Hem yine der ki: “Ben başkaları için kitab yazmamışım. Kendim için yazmışım. Kur’andan bulduğum bu devalarımı arzu edenler okuyabilir.” Evet, Bedîüzzaman itikad ediyor ve diyor ki: “Ben derse, terbiyeye ve nefsimi ıslaha muhtacım.” Bedîüzzaman gibi bir zât böyle derse, bizim bu eserlere ne kadar muhtaç olduğumuz artık kıyas edilsin. Sözler 760)
Vaktiyle sekiz âyetten istifade ettiğim sekiz sözü biraz uzunca nefsime demiştim. Şimdi kısaca ve avam lisanıyla nefsime diyeceğim. Kim isterse beraber dinlesin.
(Basit avamın fehmine gelecek bir muhavere-i temsiliye ve bir münazara-i faraziye tarzında ve lisan-ı hali, lisan-ı kal suretinde söylemiştim. Sözler 590)
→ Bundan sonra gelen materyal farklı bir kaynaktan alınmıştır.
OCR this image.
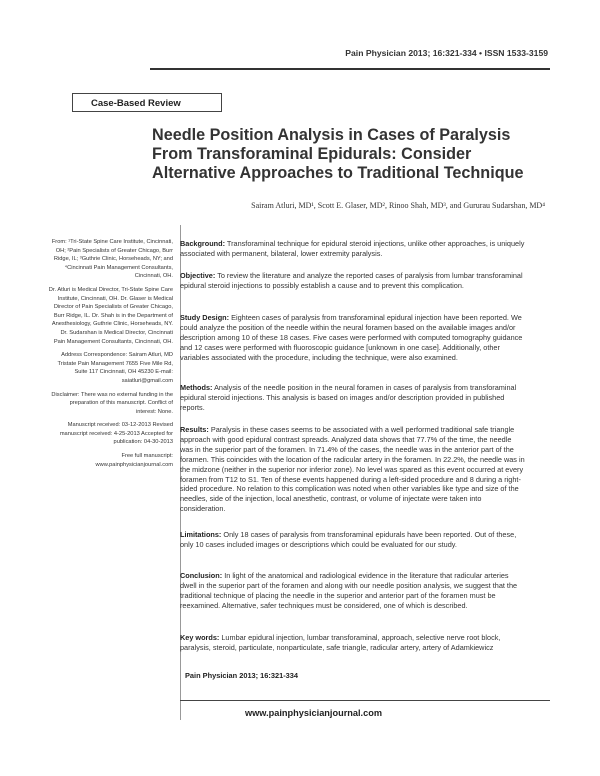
Pain Physician 2013; 16:321-334 • ISSN 1533-3159
Case-Based Review
Needle Position Analysis in Cases of Paralysis From Transforaminal Epidurals: Consider Alternative Approaches to Traditional Technique
Sairam Atluri, MD¹, Scott E. Glaser, MD², Rinoo Shah, MD³, and Gururau Sudarshan, MD⁴

From: ¹Tri-State Spine Care Institute, Cincinnati, OH; ²Pain Specialists of Greater Chicago, Burr Ridge, IL; ³Guthrie Clinic, Horseheads, NY; and ⁴Cincinnati Pain Management Consultants, Cincinnati, OH.

Dr. Atluri is Medical Director, Tri-State Spine Care Institute, Cincinnati, OH. Dr. Glaser is Medical Director of Pain Specialists of Greater Chicago, Burr Ridge, IL. Dr. Shah is in the Department of Anesthesiology, Guthrie Clinic, Horseheads, NY. Dr. Sudarshan is Medical Director, Cincinnati Pain Management Consultants, Cincinnati, OH.

Address Correspondence: Sairam Atluri, MD Tristate Pain Management 7655 Five Mile Rd, Suite 117 Cincinnati, OH 45230 E-mail: saiatluri@gmail.com

Disclaimer: There was no external funding in the preparation of this manuscript. Conflict of interest: None.

Manuscript received: 03-12-2013 Revised manuscript received: 4-25-2013 Accepted for publication: 04-30-2013

Free full manuscript: www.painphysicianjournal.com

Background: Transforaminal technique for epidural steroid injections, unlike other approaches, is uniquely associated with permanent, bilateral, lower extremity paralysis.
Objective: To review the literature and analyze the reported cases of paralysis from lumbar transforaminal epidural steroid injections to possibly establish a cause and to prevent this complication.
Study Design: Eighteen cases of paralysis from transforaminal epidural injection have been reported. We could analyze the position of the needle within the neural foramen based on the available images and/or description among 10 of these 18 cases. Five cases were performed with computed tomography guidance and 12 cases were performed with fluoroscopic guidance [unknown in one case]. Additionally, other variables associated with the procedure, including the technique, were also examined.
Methods: Analysis of the needle position in the neural foramen in cases of paralysis from transforaminal epidural steroid injections. This analysis is based on images and/or description provided in published reports.
Results: Paralysis in these cases seems to be associated with a well performed traditional safe triangle approach with good epidural contrast spreads. Analyzed data shows that 77.7% of the time, the needle was in the superior part of the foramen. In 71.4% of the cases, the needle was in the anterior part of the foramen. This coincides with the location of the radicular artery in the foramen. In 22.2%, the needle was in the midzone (neither in the superior nor inferior zone). No level was spared as this event occurred at every foramen from T12 to S1. Ten of these events happened during a left-sided procedure and 8 during a right-sided procedure. No relation to this complication was noted when other variables like type and size of the needles, side of the injection, local anesthetic, contrast, or volume of injectate were taken into consideration.
Limitations: Only 18 cases of paralysis from transforaminal epidurals have been reported. Out of these, only 10 cases included images or descriptions which could be evaluated for our study.
Conclusion: In light of the anatomical and radiological evidence in the literature that radicular arteries dwell in the superior part of the foramen and along with our needle position analysis, we suggest that the traditional technique of placing the needle in the superior and anterior part of the foramen must be reexamined. Alternative, safer techniques must be considered, one of which is described.
Key words: Lumbar epidural injection, lumbar transforaminal, approach, selective nerve root block, paralysis, steroid, particulate, nonparticulate, safe triangle, radicular artery, artery of Adamkiewicz
Pain Physician 2013; 16:321-334
www.painphysicianjournal.com
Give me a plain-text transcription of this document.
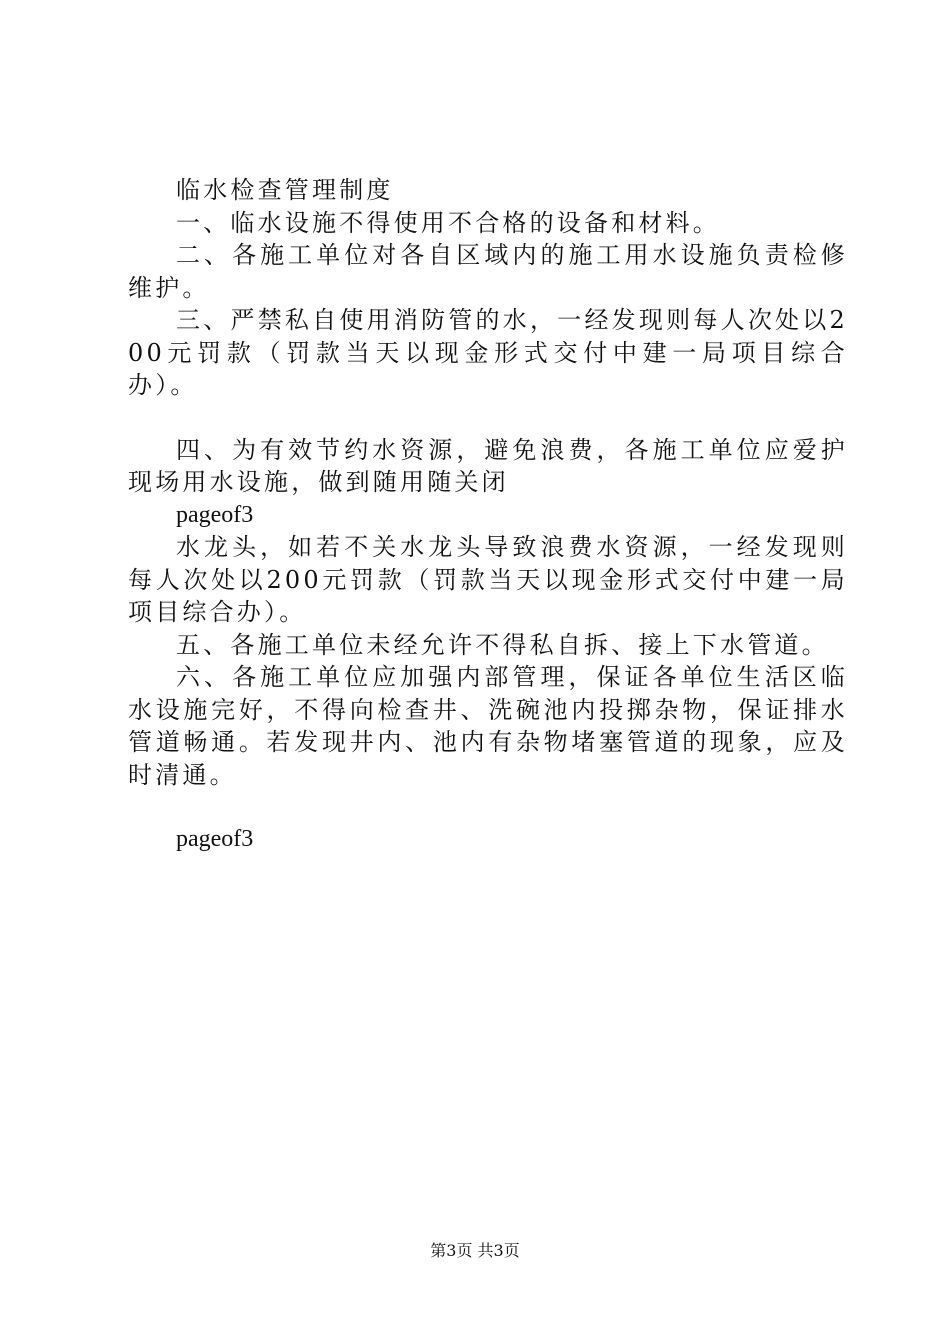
临水检查管理制度

一、临水设施不得使用不合格的设备和材料。

二、各施工单位对各自区域内的施工用水设施负责检修维护。

三、严禁私自使用消防管的水，一经发现则每人次处以200元罚款（罚款当天以现金形式交付中建一局项目综合办）。

四、为有效节约水资源，避免浪费，各施工单位应爱护现场用水设施，做到随用随关闭

pageof3

水龙头，如若不关水龙头导致浪费水资源，一经发现则每人次处以200元罚款（罚款当天以现金形式交付中建一局项目综合办）。

五、各施工单位未经允许不得私自拆、接上下水管道。

六、各施工单位应加强内部管理，保证各单位生活区临水设施完好，不得向检查井、洗碗池内投掷杂物，保证排水管道畅通。若发现井内、池内有杂物堵塞管道的现象，应及时清通。

pageof3

第3页 共3页
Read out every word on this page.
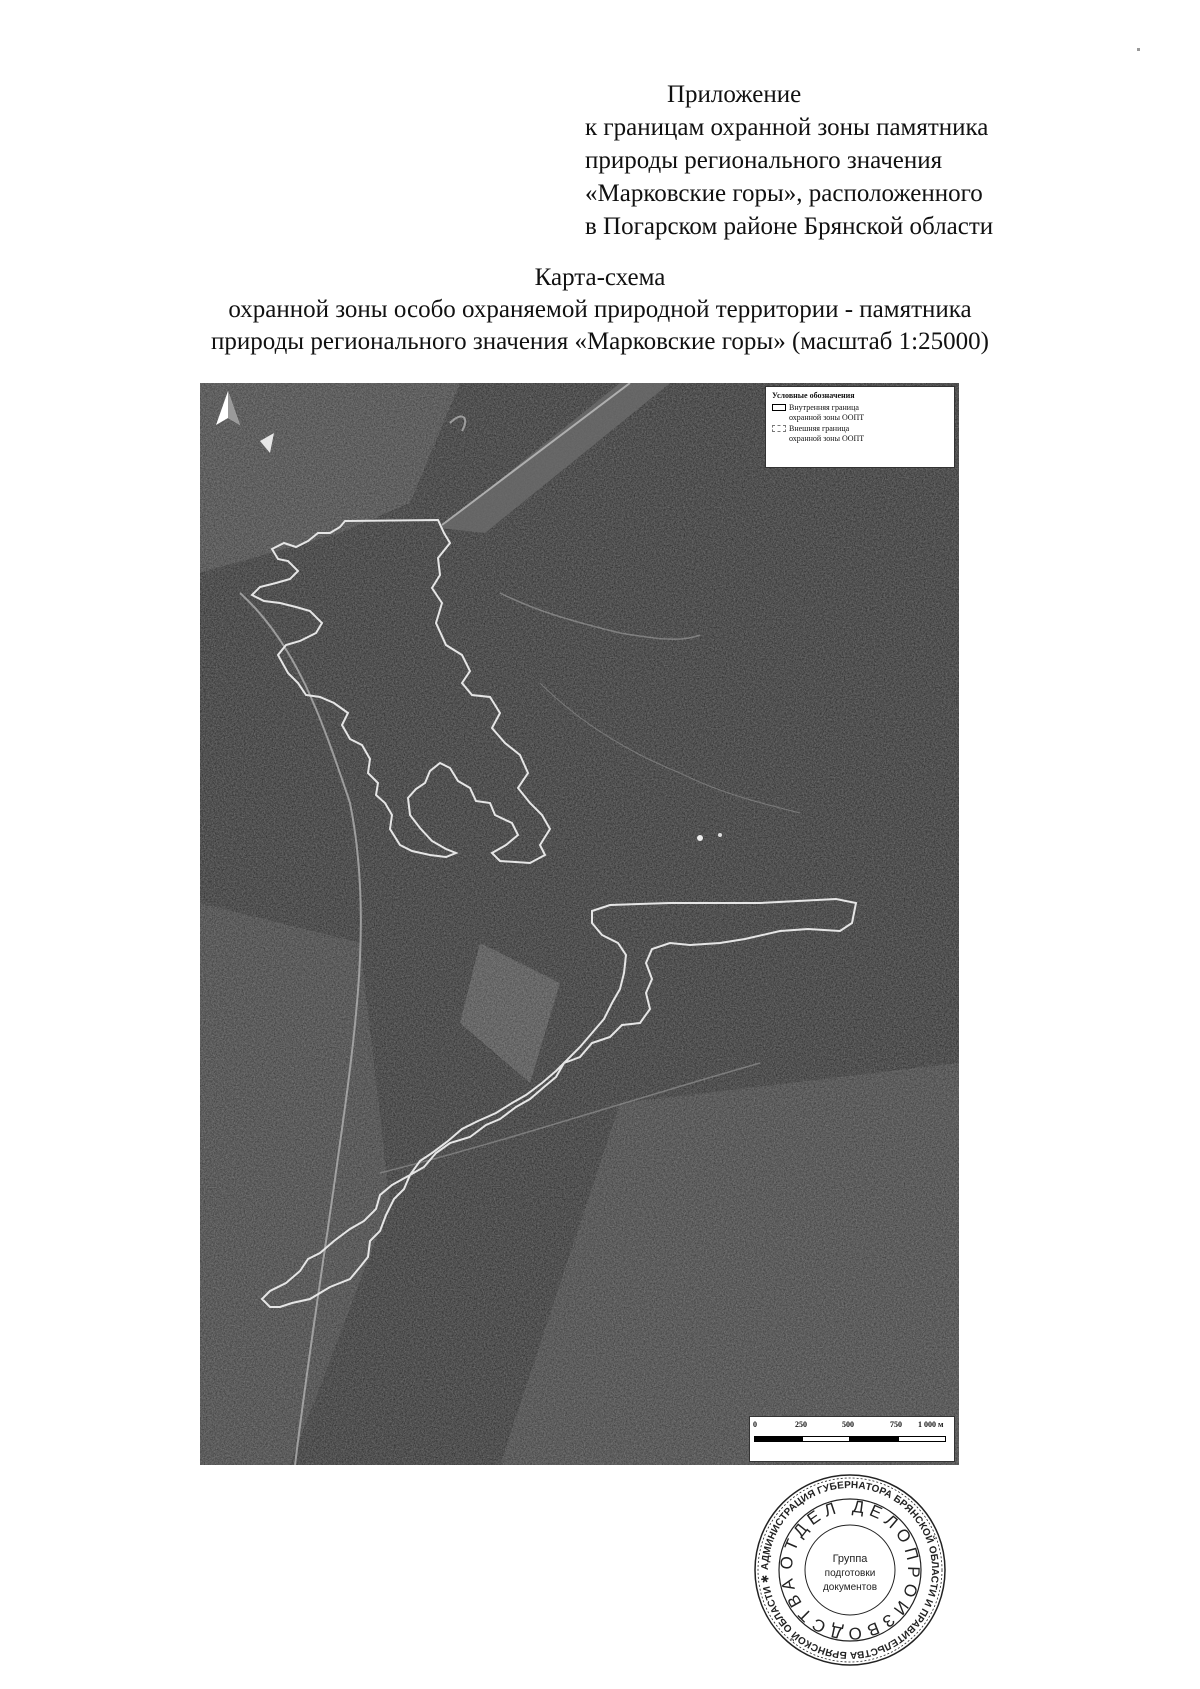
Приложение
к границам охранной зоны памятника
природы регионального значения
«Марковские горы», расположенного
в Погарском районе Брянской области
Карта-схема
охранной зоны особо охраняемой природной территории - памятника
природы регионального значения «Марковские горы» (масштаб 1:25000)
Условные обозначения
Внутренняя граница
охранной зоны ООПТ
Внешняя граница
охранной зоны ООПТ
0	250	500	750 1 000 м
АДМИНИСТРАЦИЯ ГУБЕРНАТОРА БРЯНСКОЙ ОБЛАСТИ И ПРАВИТЕЛЬСТВА БРЯНСКОЙ ОБЛАСТИ ✱
ОТДЕЛ ДЕЛОПРОИЗВОДСТВА
Группа
подготовки
документов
(İ’caz-ı Kur’anın bir esası olan îcaz, hem hidayet-i Kur’anın bir nuru olan lütf-u irşad ve hüsn-ü ifham, iktiza ediyorlar ki: Kur’anın muhatabları içinde ekseriyeti teşkil eden avama karşı küllî hakikatları ve derin ve umumî düsturları, me’luf ve cüz’î suretler ile gösterilsin ve fikirleri basit olan umumî avama karşı, muazzam hakikatların yalnız uçları ve basit bir sureti gösterilsin. Sözler 247)
(Muhterem Üstadım! Şu söz öyle bir hakikatı ders veriyor ki, daha insana yabancı ve bilinmesi mümkün olmayan bir şey kalmıyor. Her gördüğü munis bir arkadaş oluyor ve susuz vâdiler ve geniş sahralar ve koca küre-i arz bir bahçe hükmünde Hâlık-ı Rahîm tarafından ihzar edilmiş ve tılsımı da “Bismillahirrahmanirrahîm” olduğu ve tılsımı bulunmazsa ve alınmazsa, o bahçede yaşamak mümkün olmadığı ve yaşasa da her tarafta yabancı olarak ve her hatvesinde istiskal edilerek, hayat değil, belki camid olarak bulunacağını izah buyuruyorsunuz. Hele bizi her zaman, günde kırk defa havsalamız almayarak “ah!” ile geri dönen mi’rac-ı mü’min olan namazda اِيَّاكَ نَعْبُدُ وَاِيَّاكَ نَسْتَعِينُ sırrı öyle bir düğme olarak gösteriliyor ki; her mü’min kendi vücud âleminde bir elektrik fabrikası görüyor. Ve düğmesini açınca bütün dünyayı ziya ile gösteriyor.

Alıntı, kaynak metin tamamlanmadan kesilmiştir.